Y yo, aterrada, comía con mucho cuidado y saboreaba cada bocado.
Nunca hasta hoy supe pronunciar el nombre de este dulce, pero me aprendí la receta de memoria.
Primero, hacía un almíbar con panela, canela, pimienta dulce, clavo de olor e ishpingo. Con una cuchara de palo, lo mecía y le ponía un poco de agua saborizada en la palma de la mano. Con la boca aspiraba y decía:
-Le falta dulzor. Le voy a echar azúcar blanca nomás. Pero no le irá a decir a su abuela. Aquí va el toque secreto, pero no irá a contar.
Agarraba el tarro de vainilla y le ponía un chorro chiquitito.
Elvira no era una empleada muy alhaja, pero tenía un encanto que me hipnotizaba. Narraba con lujo de detalle todo lo que hacía en la cocina. Yo entraba y le oía decir:
-A esto le falta más sal. La señora quiere que cocine sin sal por la presión alta. Pero no voy a cocinar simple. Luego me han de criticar.
Y veía que ponía miles de condimentos.
Mis abuelos se jactaban de que en su casa se comía sanísimo. Yo sabía que esto no era tan cierto. Elvira hacía el canguil con mantequilla y aceite y ponía un cubo de sabor. O sea, de sano ese canguil no tenía nada.
También al arroz le agregaba su truco. Cuando ya estaba listo, le echaba cinco cucharadas de manteca de chancho. Nunca he vuelto a comer un arroz tan rico. Le ponía dos cucharadas soperas extra de sal –junto con un limón exprimido–.
Gracias a sus narraciones, supe que el limón hace que el arroz salga blanco.
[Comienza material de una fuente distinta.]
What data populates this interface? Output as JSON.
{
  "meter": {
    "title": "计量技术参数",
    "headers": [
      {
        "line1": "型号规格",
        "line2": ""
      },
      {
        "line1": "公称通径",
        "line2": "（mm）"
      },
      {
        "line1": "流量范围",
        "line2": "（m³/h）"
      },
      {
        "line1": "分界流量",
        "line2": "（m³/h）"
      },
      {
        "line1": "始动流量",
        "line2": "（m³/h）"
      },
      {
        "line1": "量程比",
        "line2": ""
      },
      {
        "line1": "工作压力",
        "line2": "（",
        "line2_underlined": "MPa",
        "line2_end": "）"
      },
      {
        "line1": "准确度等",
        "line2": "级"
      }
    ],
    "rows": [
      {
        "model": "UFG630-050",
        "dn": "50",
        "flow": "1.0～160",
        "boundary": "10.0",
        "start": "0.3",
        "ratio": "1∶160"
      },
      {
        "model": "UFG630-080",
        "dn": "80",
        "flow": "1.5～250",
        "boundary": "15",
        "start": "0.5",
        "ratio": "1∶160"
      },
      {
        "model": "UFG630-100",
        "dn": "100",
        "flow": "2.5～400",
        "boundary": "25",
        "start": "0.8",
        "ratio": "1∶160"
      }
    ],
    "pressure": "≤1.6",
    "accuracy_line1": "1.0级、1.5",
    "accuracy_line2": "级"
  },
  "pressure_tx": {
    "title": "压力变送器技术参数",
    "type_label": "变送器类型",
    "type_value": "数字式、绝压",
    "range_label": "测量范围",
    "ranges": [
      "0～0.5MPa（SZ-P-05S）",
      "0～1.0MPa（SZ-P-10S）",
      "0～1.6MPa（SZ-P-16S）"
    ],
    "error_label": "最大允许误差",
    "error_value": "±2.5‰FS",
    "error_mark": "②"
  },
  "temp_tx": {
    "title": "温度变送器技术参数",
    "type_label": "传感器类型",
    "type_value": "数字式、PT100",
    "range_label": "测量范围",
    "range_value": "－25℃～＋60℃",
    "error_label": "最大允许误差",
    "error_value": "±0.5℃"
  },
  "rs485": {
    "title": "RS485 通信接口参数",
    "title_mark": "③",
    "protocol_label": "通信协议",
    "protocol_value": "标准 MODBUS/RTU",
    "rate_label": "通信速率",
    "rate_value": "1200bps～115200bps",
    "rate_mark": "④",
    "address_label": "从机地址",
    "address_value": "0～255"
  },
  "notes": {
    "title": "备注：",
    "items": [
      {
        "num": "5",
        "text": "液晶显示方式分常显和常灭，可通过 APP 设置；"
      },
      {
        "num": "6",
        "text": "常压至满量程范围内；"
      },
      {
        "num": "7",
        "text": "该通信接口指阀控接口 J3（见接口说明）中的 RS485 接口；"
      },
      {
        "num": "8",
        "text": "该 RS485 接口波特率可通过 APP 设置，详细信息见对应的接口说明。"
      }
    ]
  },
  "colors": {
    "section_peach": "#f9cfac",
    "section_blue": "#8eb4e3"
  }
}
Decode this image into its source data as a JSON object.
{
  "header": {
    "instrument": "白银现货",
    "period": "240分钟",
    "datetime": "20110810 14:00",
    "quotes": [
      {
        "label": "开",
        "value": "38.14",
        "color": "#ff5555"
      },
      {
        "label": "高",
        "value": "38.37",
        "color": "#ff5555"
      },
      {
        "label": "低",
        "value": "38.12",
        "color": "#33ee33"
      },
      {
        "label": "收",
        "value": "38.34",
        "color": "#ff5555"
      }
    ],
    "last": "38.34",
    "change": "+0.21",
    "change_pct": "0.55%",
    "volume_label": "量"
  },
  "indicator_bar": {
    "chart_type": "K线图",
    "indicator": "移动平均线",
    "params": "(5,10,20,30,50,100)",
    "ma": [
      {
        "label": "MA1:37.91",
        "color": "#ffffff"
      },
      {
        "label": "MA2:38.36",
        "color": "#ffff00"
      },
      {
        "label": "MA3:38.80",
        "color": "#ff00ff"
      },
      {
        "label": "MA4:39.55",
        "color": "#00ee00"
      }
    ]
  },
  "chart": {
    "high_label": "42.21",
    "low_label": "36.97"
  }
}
-Blanco como la nieve que no conozco- decía en voz alta.
Me sentaba en un banquito que ella tenía. Me quedaba callada, porque amaba verla en acción y oírle. No me hablaba a mí. Me daba en un plato hondo un poco de arroz con queso:
-Pruebe, niña, pero luego no dirá que no quiere almorzar.
Y yo, feliz, comía con cuchara de sopa.
Todos estos recuerdos olvidados me vinieron de repente. Y ese primer bocado hizo que viajara al pasado.
Nunca me había fijado en que no tengo idea de cómo era el piso de la cocina de la casa de mis abuelos, ni el mesón, ni el techo. Mucho menos la alacena.
Vagamente, recuerdo que era una cocina larga y oscura. No recuerdo nada más. Pero sí a Elvira, quien tenía pelo corto, lentes gigantes y un delantal estampado con una foto de Frida Kahlo.
De los comedores me acuerdo a la perfección. La casa de mis abuelos tenía dos: el de diario y el elegante. Yo amaba el de diario.
Estaba afuera de la cocina. La mesa era de madera oscura y tenía un poyo bajito donde nos sentábamos a un lado, y las sillas estaban al otro lado. Era lindísimo: había una jardinera y también una refrigeradora traída de un barco francés.
Elvira ponía en la mesa unos individuales anaranjados y otros celestes que los limpiaba con tres litros de cloro. Tenían un olor a limpieza que apestaba.
Sobre esos individuales, ponía una taza, un plato y una cuchara de sopa. Y me gritaba:
-Niña, traiga, traiga la taza para ponerle el jucho.
Era un postre delicioso de capulíes, con duraznos cocinados en almíbar de panela, azúcar y especias. El sabor era ácido y dulce a la vez. Esa fusión, junto al aroma del ishpingo, era una delicia.
Mis abuelos se cambiaron de casa, Elvira se fue y nunca más volví a probar ese dulce tan espectacular, hasta que el otro día la Yoli –mi ángel de la guarda– me trajo un tazón gigante de jucho.
En realidad, no me lo trajo a mí, sino a mis hijos:
-Niña Valen, no se acabará, porque quiero que mis niños prueben. Usted jamás les hace estos postres sanos. Puro químico les da a mis guaguas. Por suerte, ya me deja hacerles sopas.
Mientras le oía sus quejas, me acabé la tarrina. Y fui volando a comprar panela, capulíes, duraznos, esencia de vainilla y especias, me olvidé del ishpingo.
Y sí, mi casa hoy huele a infancia, y mis hijos no han parado de comer este potaje del recuerdo.